Initially I had got a single implementation, today I can praise to support

and new ones are added when a comprensible pool of users start to ask about it.

Stats

The interesting thing is that, to serve 108k daily requests, the CPU is always averaged in 0.10-0.19. I’ve never seen CPU load beyond 0.25 This really good ratio is due to Async Controller nature. 90% of time is just waiting data from carrier server. Only a small amount of time is spent for manipulation. This assumption, united with async/await pattern, makes me serve a lot of request with a minimal CPU load.

Beyond this load (due to background agent periodic downloads) there is another group of users that are server using push notification.
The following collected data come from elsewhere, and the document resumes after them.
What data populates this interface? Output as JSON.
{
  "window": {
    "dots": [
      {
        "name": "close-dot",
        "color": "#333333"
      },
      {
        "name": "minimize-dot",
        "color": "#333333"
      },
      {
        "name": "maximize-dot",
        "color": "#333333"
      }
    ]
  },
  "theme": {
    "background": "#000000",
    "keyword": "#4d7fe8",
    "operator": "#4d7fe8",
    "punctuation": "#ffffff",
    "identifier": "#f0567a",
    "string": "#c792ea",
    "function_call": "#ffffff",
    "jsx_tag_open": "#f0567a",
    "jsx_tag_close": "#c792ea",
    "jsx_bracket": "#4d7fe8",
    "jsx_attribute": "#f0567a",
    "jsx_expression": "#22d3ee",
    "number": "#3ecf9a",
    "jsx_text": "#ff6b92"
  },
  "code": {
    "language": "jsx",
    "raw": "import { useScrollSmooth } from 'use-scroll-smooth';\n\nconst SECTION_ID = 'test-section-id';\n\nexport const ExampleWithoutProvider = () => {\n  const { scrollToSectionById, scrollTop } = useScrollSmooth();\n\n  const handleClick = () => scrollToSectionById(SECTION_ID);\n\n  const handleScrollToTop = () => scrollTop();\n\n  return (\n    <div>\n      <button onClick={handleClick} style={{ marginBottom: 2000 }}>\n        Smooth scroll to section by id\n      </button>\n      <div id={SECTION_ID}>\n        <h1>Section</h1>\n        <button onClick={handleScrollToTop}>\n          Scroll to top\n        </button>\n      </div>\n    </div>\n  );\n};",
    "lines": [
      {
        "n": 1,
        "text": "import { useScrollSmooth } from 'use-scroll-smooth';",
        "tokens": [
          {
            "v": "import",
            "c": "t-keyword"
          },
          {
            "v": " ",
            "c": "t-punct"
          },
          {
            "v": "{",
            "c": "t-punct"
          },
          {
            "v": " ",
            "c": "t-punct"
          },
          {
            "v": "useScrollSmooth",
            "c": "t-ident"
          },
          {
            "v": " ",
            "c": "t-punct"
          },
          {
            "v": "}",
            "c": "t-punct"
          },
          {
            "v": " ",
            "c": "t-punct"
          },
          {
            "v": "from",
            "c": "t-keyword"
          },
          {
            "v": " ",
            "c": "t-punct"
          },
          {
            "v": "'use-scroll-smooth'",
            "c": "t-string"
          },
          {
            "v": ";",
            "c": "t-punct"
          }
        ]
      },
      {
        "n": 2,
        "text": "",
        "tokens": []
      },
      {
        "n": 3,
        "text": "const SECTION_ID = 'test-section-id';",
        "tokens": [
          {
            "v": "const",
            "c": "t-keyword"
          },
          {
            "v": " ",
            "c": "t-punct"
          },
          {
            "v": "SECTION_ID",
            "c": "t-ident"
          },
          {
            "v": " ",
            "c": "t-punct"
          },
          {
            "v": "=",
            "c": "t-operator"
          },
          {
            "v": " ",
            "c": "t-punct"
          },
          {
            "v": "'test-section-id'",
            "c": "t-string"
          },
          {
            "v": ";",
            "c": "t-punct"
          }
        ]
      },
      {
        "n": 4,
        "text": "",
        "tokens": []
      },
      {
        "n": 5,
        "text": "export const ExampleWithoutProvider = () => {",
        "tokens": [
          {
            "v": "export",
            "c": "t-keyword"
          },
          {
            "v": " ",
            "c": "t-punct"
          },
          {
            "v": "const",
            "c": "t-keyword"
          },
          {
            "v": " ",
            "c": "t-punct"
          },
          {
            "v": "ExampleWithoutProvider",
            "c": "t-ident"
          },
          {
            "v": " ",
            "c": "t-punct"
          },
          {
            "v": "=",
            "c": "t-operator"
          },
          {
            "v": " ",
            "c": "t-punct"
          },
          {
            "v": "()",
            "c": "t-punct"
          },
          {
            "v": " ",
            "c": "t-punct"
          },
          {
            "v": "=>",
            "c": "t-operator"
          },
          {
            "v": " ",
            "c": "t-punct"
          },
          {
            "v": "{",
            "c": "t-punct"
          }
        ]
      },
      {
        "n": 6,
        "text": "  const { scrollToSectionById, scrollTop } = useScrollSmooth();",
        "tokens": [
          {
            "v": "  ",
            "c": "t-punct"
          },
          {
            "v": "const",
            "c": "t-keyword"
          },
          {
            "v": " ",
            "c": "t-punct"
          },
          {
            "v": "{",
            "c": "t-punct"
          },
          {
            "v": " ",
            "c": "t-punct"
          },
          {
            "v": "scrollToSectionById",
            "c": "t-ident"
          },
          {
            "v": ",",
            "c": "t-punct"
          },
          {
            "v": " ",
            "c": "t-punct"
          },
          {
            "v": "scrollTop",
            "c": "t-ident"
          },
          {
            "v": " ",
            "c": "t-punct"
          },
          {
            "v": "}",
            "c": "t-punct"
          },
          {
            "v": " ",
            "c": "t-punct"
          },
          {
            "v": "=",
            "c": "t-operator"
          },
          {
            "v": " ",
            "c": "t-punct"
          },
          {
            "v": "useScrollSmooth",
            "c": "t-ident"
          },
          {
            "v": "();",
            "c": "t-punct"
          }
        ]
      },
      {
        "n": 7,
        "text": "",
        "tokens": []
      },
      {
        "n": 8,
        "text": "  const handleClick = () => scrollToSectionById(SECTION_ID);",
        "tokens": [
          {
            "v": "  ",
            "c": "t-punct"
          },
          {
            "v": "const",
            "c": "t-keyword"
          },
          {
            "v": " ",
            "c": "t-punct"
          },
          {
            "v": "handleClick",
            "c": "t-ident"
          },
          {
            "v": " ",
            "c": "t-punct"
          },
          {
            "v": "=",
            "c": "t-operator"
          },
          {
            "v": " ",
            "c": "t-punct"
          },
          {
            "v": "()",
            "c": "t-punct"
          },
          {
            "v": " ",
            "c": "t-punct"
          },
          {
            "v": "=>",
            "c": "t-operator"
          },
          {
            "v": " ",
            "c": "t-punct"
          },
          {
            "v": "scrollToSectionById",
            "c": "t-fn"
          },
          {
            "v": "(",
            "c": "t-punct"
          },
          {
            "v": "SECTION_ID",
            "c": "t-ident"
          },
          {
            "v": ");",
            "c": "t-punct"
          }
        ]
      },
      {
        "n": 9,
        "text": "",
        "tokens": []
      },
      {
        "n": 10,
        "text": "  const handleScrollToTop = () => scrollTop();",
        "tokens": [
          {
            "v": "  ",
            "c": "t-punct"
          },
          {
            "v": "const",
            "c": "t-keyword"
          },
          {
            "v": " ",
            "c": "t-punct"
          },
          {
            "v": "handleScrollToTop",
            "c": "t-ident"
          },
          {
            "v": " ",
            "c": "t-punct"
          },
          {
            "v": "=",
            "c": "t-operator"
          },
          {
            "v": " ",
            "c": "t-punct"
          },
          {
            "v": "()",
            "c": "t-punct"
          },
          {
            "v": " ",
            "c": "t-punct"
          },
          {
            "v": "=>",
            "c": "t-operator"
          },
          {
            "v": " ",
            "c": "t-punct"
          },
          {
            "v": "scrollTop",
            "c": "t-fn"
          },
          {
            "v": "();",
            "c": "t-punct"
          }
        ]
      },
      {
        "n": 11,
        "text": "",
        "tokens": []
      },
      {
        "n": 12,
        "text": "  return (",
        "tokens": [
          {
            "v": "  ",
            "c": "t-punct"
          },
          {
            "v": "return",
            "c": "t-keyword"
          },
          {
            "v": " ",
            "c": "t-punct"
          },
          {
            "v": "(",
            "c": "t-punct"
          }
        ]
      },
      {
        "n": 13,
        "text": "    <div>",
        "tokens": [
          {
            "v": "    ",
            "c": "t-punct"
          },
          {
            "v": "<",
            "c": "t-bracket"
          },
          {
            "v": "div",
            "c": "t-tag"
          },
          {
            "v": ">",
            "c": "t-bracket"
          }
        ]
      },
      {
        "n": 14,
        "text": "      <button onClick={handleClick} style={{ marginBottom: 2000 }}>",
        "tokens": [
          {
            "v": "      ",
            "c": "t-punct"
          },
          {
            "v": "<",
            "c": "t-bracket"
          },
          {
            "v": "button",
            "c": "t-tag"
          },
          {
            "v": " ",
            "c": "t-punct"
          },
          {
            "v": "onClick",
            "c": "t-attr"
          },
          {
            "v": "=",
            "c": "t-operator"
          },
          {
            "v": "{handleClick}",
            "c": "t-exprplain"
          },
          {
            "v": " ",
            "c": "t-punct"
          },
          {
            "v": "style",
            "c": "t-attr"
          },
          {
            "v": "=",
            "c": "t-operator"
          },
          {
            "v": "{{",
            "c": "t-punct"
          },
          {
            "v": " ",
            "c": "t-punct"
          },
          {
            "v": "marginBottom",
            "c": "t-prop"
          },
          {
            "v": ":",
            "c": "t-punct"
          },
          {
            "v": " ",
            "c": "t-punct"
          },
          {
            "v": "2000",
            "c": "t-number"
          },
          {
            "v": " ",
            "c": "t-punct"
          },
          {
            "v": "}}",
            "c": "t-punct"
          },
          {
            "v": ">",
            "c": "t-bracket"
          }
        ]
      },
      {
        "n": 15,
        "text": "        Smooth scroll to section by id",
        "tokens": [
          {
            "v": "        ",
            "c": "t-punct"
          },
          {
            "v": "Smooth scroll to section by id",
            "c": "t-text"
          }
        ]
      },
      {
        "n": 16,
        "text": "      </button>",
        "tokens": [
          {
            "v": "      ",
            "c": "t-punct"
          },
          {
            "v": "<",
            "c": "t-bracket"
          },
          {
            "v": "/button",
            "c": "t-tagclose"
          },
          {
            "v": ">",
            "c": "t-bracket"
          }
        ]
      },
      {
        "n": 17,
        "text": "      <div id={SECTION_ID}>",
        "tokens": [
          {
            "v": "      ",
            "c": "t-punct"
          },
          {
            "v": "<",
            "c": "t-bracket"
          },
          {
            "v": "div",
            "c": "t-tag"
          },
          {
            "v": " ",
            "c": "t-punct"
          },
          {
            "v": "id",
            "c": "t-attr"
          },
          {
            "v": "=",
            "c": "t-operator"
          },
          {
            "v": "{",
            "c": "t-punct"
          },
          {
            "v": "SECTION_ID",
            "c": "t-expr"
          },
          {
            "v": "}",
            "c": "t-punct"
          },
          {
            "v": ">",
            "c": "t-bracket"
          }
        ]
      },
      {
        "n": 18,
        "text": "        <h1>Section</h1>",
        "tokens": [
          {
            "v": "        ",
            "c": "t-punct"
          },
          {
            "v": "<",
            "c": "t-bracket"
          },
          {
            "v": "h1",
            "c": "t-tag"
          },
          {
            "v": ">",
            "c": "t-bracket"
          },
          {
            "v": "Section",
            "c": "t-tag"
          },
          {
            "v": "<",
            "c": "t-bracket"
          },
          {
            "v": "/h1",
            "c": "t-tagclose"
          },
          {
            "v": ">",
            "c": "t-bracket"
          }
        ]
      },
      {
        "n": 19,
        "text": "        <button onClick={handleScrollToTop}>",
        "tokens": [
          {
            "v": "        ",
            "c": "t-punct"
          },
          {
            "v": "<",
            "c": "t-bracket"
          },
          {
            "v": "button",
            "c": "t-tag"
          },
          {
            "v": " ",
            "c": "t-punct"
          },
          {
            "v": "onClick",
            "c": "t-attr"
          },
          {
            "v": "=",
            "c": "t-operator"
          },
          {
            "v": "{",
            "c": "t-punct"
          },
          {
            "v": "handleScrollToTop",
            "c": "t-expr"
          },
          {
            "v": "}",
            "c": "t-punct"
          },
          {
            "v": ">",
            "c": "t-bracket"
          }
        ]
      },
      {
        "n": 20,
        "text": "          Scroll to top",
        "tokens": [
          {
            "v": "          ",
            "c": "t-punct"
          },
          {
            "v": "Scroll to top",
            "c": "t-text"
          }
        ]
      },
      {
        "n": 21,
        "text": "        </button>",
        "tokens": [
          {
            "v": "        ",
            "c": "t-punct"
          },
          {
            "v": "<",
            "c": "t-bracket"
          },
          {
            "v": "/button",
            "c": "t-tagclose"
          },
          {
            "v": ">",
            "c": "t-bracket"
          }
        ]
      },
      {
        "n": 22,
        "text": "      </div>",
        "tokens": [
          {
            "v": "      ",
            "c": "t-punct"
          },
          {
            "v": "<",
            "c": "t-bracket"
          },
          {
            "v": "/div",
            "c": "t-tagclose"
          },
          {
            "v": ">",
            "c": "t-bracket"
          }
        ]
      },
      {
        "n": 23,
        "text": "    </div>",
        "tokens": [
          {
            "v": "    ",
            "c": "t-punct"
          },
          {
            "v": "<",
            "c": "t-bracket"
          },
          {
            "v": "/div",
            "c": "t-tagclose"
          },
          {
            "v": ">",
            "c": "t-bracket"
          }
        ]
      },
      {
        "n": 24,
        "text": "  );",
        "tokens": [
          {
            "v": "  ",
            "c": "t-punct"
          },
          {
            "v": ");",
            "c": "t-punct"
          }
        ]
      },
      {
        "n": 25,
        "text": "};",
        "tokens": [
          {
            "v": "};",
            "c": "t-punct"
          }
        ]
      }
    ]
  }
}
These are hosted on Windows Azure and gets triggered every 10 minutes. Pushnotifications are, of course, sent only if a variation in credit data is detected. Everyday 2000 push notifications (tiles and toast ones) are sent.

Regrets and lessons learned

A lot of thing to be proud of, but a lot of things of shame. At first, I really underestimated the project. Since all was born as a playground and no public application was planned, the client side code is a bit tricky.

However, I am now developing a new Windows Phone 8.1 application (that is going to be open sourced once finished). I will try to apply all lessons learned with this fantastic experience.